On the basis of principles of the IAS 18, IFRIC 15 on Agreement for Construction of Real Estate, prescribes that construction of real estate should be treated as sale of goods and revenue should be recognised when the entity has transferred significant risks and rewards of ownership and has retained neither continuing managerial involvement nor effective control.

IFRIC 15 has not been included in Ind. AS 18, Revenue. Such agreements have been scoped out from Ind. AS 18 and have been included in Ind. AS 11, Construction Contracts.

A footnote has been added in paragraph 1 to Ind. AS 18, Revenue, that for rate regulated entities, this standard shall stand modified, where and to the extent the recognition and measurement of revenue of such entities is affected by recognition and measurement of regulatory assets/liabilities as per the Guidance Note on the subject being issued by the Institute of Chartered Accountants of India.

10. Indian Accounting Standard on Agriculture (Corresponding to IAS 41)

IAS 41, Agriculture, requires measurement of biological assets, viz. , living animals and plants at fair value and recognizing gains and losses arising on such measurement in profit or loss, unless ascertainment of fair value is unreliable.
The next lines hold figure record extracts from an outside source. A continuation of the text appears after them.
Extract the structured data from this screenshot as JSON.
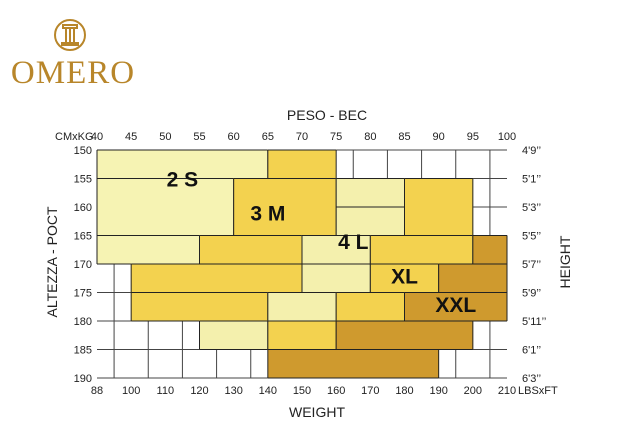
{
  "brand": {
    "name": "OMERO",
    "color": "#b8862a"
  },
  "chart_data": {
    "type": "table",
    "title": "PESO - BEC",
    "xlabel": "WEIGHT",
    "ylabel": "ALTEZZA - POCT",
    "ylabel_right": "HEIGHT",
    "top_axis": {
      "unit": "CMxKG",
      "ticks": [
        40,
        45,
        50,
        55,
        60,
        65,
        70,
        75,
        80,
        85,
        90,
        95,
        100
      ]
    },
    "bottom_axis": {
      "unit": "LBSxFT",
      "ticks": [
        88,
        100,
        110,
        120,
        130,
        140,
        150,
        160,
        170,
        180,
        190,
        200,
        210
      ]
    },
    "left_axis": {
      "ticks": [
        150,
        155,
        160,
        165,
        170,
        175,
        180,
        185,
        190
      ]
    },
    "right_axis": {
      "ticks": [
        "4'9’’",
        "5'1’’",
        "5'3’’",
        "5'5’’",
        "5'7’’",
        "5'9’’",
        "5'11’’",
        "6'1’’",
        "6'3’’"
      ]
    },
    "xlim": [
      40,
      100
    ],
    "ylim": [
      150,
      190
    ],
    "sizes": [
      {
        "name": "2 S",
        "color": "#f6f3b3",
        "label_at": {
          "kg": 52.5,
          "cm": 155
        },
        "rows": [
          {
            "cm": [
              150,
              155
            ],
            "kg": [
              40,
              65
            ]
          },
          {
            "cm": [
              155,
              165
            ],
            "kg": [
              40,
              60
            ]
          },
          {
            "cm": [
              165,
              170
            ],
            "kg": [
              40,
              55
            ]
          }
        ]
      },
      {
        "name": "3 M",
        "color": "#f3d24f",
        "label_at": {
          "kg": 65,
          "cm": 161
        },
        "rows": [
          {
            "cm": [
              150,
              155
            ],
            "kg": [
              65,
              75
            ]
          },
          {
            "cm": [
              155,
              165
            ],
            "kg": [
              60,
              75
            ]
          },
          {
            "cm": [
              165,
              170
            ],
            "kg": [
              55,
              70
            ]
          },
          {
            "cm": [
              170,
              175
            ],
            "kg": [
              45,
              70
            ]
          },
          {
            "cm": [
              175,
              180
            ],
            "kg": [
              45,
              65
            ]
          }
        ]
      },
      {
        "name": "4 L",
        "color": "#f4f0ad",
        "label_at": {
          "kg": 77.5,
          "cm": 166
        },
        "rows": [
          {
            "cm": [
              155,
              160
            ],
            "kg": [
              75,
              85
            ]
          },
          {
            "cm": [
              160,
              165
            ],
            "kg": [
              75,
              85
            ]
          },
          {
            "cm": [
              165,
              170
            ],
            "kg": [
              70,
              80
            ]
          },
          {
            "cm": [
              170,
              175
            ],
            "kg": [
              70,
              80
            ]
          },
          {
            "cm": [
              175,
              180
            ],
            "kg": [
              65,
              75
            ]
          },
          {
            "cm": [
              180,
              185
            ],
            "kg": [
              55,
              65
            ]
          }
        ]
      },
      {
        "name": "XL",
        "color": "#f3d24f",
        "label_at": {
          "kg": 85,
          "cm": 172
        },
        "rows": [
          {
            "cm": [
              155,
              165
            ],
            "kg": [
              85,
              95
            ]
          },
          {
            "cm": [
              165,
              170
            ],
            "kg": [
              80,
              95
            ]
          },
          {
            "cm": [
              170,
              175
            ],
            "kg": [
              80,
              90
            ]
          },
          {
            "cm": [
              175,
              180
            ],
            "kg": [
              75,
              85
            ]
          },
          {
            "cm": [
              180,
              185
            ],
            "kg": [
              65,
              75
            ]
          }
        ]
      },
      {
        "name": "XXL",
        "color": "#cf9a2e",
        "label_at": {
          "kg": 92.5,
          "cm": 177
        },
        "rows": [
          {
            "cm": [
              165,
              170
            ],
            "kg": [
              95,
              100
            ]
          },
          {
            "cm": [
              170,
              175
            ],
            "kg": [
              90,
              100
            ]
          },
          {
            "cm": [
              175,
              180
            ],
            "kg": [
              85,
              100
            ]
          },
          {
            "cm": [
              180,
              185
            ],
            "kg": [
              75,
              95
            ]
          },
          {
            "cm": [
              185,
              190
            ],
            "kg": [
              65,
              90
            ]
          }
        ]
      }
    ]
  }
}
It has been decided to revise the Standard and not to issue the standard as it is.

11. Ind. As – 19 Employee Benefits vis-a-vis IFRSs/IASs restricting options.

According to Ind. AS 19 the rate to be used to discount post-employment benefit obligation shall be determined by reference to the market yields on Government bonds, whereas under IAS 19, the Government bonds can be used only where there is no deep market of high quality corporate bonds. To illustrate treatment of gratuity subject to ceiling under Indian Gratuity Rules, an example has been added in Ind. AS 19 IAS 19 permits various options for treatment of actuarial gains and losses for post-employment defined benefit plans whereas Ind. AS 19 requires recognition of the same in other comprehensive income, both for post-employment defined benefit plans and other long-term employment benefit plans. The actuarial gains recognised in other comprehensive income should be recognised immediately in retained earnings and should not be reclassified to profit or loss in a subsequent period.